4.8 KiB
iconia: A Service Gateway
The key words "MUST", "MUST NOT", "REQUIRED", "SHALL", "SHALL NOT", "SHOULD", "SHOULD NOT", "RECOMMENDED", "MAY", and "OPTIONAL" in this document are to be interpreted as described in RFC 2119.
Abstract
Operating TCP services in production environments can be a troublesome thing in practice. At smaller scales it is easy to have a single server terminating a single service. Once that scales however, that gets more and more difficult as the complexity of the setup increases.
We need a better option.
Iconia is a service gateway that integrates into Caddy to allow for a better experience operating complicated applications at scale. The ultimate goal of Iconia is to allow services to not require a direct TCP line-of-fire from the load balancer to the backend services. Instead the Iconia agent would connect to the load balancer and redirect traffic to the backend, much like it would in service meshes like Envoy or Istio.
Name Origin
The name of Iconia is a reference to the Iconian gateway from the Star Trek franchise. It is a gateway that allows for instant travel to distant points in the galaxy in ways that bypass shields and other forms of security. The name is used here because Iconia is a gateway to distant services that bypasses NAT and other ways that ports get blocked.
Components
Iconia is made up of several components:
- Caddy as the ingress/TLS terminating component
- The Iconia agent running alongside the application being exposed to the world
- The application being exposed via Iconia
Caddy Plugin
The Caddy plugin for Iconia MUST perform the following operations:
- Gather metrics about the performance of each backend:
- Roundtrip time
- Time to first byte
- Number of connections
- Time it takes to do healthchecks
- A healthcheck metric defined by the backend application
- Gather metrics:
- Number of connected backends
- Number of authentication failures
- Have some method to intelligently select backends based on the following
criteria:
- Load of the backend service instance in question
- Client remote IP address and port number
- Backend health status (IE: it MUST NOT route to backends that are marked as unhealthy)

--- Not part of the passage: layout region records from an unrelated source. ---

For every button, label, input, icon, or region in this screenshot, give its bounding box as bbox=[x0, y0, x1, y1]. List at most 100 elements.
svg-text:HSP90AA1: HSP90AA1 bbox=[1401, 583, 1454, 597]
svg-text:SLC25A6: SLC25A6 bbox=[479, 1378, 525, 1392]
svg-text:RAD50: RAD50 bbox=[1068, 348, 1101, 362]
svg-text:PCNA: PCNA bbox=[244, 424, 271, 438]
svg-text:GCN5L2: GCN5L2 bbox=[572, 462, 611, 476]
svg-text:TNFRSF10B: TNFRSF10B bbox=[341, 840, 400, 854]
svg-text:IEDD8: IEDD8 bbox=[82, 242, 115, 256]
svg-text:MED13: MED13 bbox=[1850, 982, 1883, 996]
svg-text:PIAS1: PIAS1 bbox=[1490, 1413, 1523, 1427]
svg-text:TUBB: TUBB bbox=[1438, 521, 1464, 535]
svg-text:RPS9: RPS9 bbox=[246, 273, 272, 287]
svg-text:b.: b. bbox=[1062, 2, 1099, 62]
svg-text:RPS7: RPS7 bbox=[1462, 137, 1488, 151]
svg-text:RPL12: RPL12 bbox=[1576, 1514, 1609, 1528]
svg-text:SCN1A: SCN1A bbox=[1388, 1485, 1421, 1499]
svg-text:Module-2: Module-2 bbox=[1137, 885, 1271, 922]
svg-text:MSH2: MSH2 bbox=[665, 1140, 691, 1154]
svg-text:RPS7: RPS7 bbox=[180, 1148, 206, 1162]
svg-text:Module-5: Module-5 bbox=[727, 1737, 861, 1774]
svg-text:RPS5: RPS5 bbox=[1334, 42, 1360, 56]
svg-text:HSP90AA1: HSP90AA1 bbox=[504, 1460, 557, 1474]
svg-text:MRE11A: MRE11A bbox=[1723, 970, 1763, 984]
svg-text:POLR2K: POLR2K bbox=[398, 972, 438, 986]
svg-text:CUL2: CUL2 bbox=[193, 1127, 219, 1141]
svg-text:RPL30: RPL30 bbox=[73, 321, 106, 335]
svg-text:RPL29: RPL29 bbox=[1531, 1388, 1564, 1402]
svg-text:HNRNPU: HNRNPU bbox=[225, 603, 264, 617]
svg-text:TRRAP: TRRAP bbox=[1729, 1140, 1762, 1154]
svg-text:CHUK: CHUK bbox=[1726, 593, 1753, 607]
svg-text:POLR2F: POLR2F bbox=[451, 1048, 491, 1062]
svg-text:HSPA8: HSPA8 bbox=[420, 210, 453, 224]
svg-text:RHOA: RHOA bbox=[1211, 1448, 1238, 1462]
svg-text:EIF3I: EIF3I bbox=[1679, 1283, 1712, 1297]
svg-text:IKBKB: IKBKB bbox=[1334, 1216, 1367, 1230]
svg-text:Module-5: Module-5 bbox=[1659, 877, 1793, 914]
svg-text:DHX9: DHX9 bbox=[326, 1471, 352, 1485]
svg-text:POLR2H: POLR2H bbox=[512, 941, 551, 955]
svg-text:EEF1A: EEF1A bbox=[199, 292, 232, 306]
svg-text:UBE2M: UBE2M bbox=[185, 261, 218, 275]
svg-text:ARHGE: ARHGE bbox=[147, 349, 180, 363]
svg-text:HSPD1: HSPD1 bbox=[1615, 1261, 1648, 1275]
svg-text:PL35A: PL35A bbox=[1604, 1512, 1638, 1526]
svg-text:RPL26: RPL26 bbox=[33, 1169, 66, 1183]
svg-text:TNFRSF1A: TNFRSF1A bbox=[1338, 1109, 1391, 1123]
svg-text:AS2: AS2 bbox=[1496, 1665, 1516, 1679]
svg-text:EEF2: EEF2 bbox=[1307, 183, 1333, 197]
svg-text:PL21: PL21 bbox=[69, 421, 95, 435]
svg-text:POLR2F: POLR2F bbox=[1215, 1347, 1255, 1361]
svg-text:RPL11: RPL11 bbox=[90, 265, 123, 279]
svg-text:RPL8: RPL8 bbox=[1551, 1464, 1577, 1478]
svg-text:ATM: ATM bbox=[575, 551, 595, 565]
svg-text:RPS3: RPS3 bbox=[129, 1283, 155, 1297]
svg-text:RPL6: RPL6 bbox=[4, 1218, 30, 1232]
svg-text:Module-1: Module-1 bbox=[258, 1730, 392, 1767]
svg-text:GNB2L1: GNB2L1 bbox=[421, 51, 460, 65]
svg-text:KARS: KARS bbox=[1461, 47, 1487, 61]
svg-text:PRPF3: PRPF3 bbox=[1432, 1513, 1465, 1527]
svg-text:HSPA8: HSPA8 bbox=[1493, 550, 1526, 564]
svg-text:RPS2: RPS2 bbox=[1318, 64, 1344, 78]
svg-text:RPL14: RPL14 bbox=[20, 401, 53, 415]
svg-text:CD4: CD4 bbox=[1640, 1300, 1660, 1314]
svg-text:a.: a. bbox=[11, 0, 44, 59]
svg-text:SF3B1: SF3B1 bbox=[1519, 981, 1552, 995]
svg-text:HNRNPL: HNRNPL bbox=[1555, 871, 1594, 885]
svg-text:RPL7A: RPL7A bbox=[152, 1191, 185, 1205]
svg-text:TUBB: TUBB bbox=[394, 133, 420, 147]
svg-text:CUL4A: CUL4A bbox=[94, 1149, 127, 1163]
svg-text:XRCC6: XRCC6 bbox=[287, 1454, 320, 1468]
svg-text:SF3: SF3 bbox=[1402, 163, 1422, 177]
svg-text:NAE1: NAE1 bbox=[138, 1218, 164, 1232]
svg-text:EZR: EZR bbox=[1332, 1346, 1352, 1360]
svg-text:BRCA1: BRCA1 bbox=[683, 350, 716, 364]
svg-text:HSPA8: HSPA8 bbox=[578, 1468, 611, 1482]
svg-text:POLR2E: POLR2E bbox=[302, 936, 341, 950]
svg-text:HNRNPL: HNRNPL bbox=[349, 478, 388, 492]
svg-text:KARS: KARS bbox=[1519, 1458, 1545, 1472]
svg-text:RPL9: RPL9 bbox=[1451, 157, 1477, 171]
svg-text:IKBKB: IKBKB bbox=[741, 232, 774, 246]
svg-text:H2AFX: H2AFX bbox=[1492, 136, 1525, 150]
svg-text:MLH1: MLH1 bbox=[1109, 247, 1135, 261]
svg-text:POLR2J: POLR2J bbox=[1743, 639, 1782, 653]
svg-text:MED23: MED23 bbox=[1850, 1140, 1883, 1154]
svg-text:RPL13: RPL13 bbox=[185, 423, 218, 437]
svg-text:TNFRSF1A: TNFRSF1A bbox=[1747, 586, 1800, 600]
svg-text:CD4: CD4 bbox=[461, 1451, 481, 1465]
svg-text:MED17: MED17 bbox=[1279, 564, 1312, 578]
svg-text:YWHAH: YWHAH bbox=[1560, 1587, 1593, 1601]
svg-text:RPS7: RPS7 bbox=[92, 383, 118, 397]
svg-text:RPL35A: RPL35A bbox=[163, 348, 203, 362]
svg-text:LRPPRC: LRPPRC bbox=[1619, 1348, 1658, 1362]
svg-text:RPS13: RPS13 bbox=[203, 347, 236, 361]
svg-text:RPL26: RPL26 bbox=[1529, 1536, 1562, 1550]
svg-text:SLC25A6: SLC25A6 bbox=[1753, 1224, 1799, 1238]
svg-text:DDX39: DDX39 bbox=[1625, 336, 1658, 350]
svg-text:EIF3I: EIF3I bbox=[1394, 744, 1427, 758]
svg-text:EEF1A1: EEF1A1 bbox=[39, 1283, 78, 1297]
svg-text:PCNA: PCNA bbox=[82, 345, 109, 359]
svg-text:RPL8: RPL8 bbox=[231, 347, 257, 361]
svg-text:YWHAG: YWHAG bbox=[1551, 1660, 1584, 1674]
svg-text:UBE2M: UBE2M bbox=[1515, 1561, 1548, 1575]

- Expose a protocol or method for backend services to connect to the concentrator
- Expose an API for controlling Iconia operations
- List active backends
- See details about a given backend by connection ID
- Kill an arbitrary backend by connection ID
- Log messages to the standard Caddy logging sink
- Route requests and responses to and from the discovered backend efficiently
The Caddy plugin for Iconia MUST support allowing backends for multiple hosts to connect via the same TCP/UDP port.
Iconia Agent
The Iconia agent MUST perform the following operations:
- Discover/gather configuration information from the environment and filesystem
- Connect to the gateway server in a durable and fault-tolerant manner
- Authenticate to the gateway server
- Listen for incoming TCP sessions from the gateway server and route them to the backend service
- Utilize the PROXY protocol to ensure that the backend service has accurate information about client IP addresses
Backend Service
Backend services for Iconia MUST have the following properties:
- Understand the PROXY protocol to ensure that the backend service has accurate information about client IP addresses
- Expose a healthcheck route:
- On the HTTP host
iconia-healthcheck
- With the path
/health
- That MAY return
200
if everything is healthy with the bodyOK
- And also MAY return
500
if everything is NOT healthy with the body containing a site-defined error message explaining what the issue is - This healthcheck MAY include the response header
X-Iconia-Load
to send the gateway a site-defined load metric to help the gateway choose the backend with the least load
- On the HTTP host
- Accepts connections over TCP to a known port
Caveats
This will undoubtedly add a slight amount of latency to standard HTTP operations. Applications that are latency sensitive should probably avoid using this tool in favor of traditional exposure methods.
The Go HTTP/2 stack doesn't currently support connection hijacking. This will be needed in order to have the most efficient routing possible.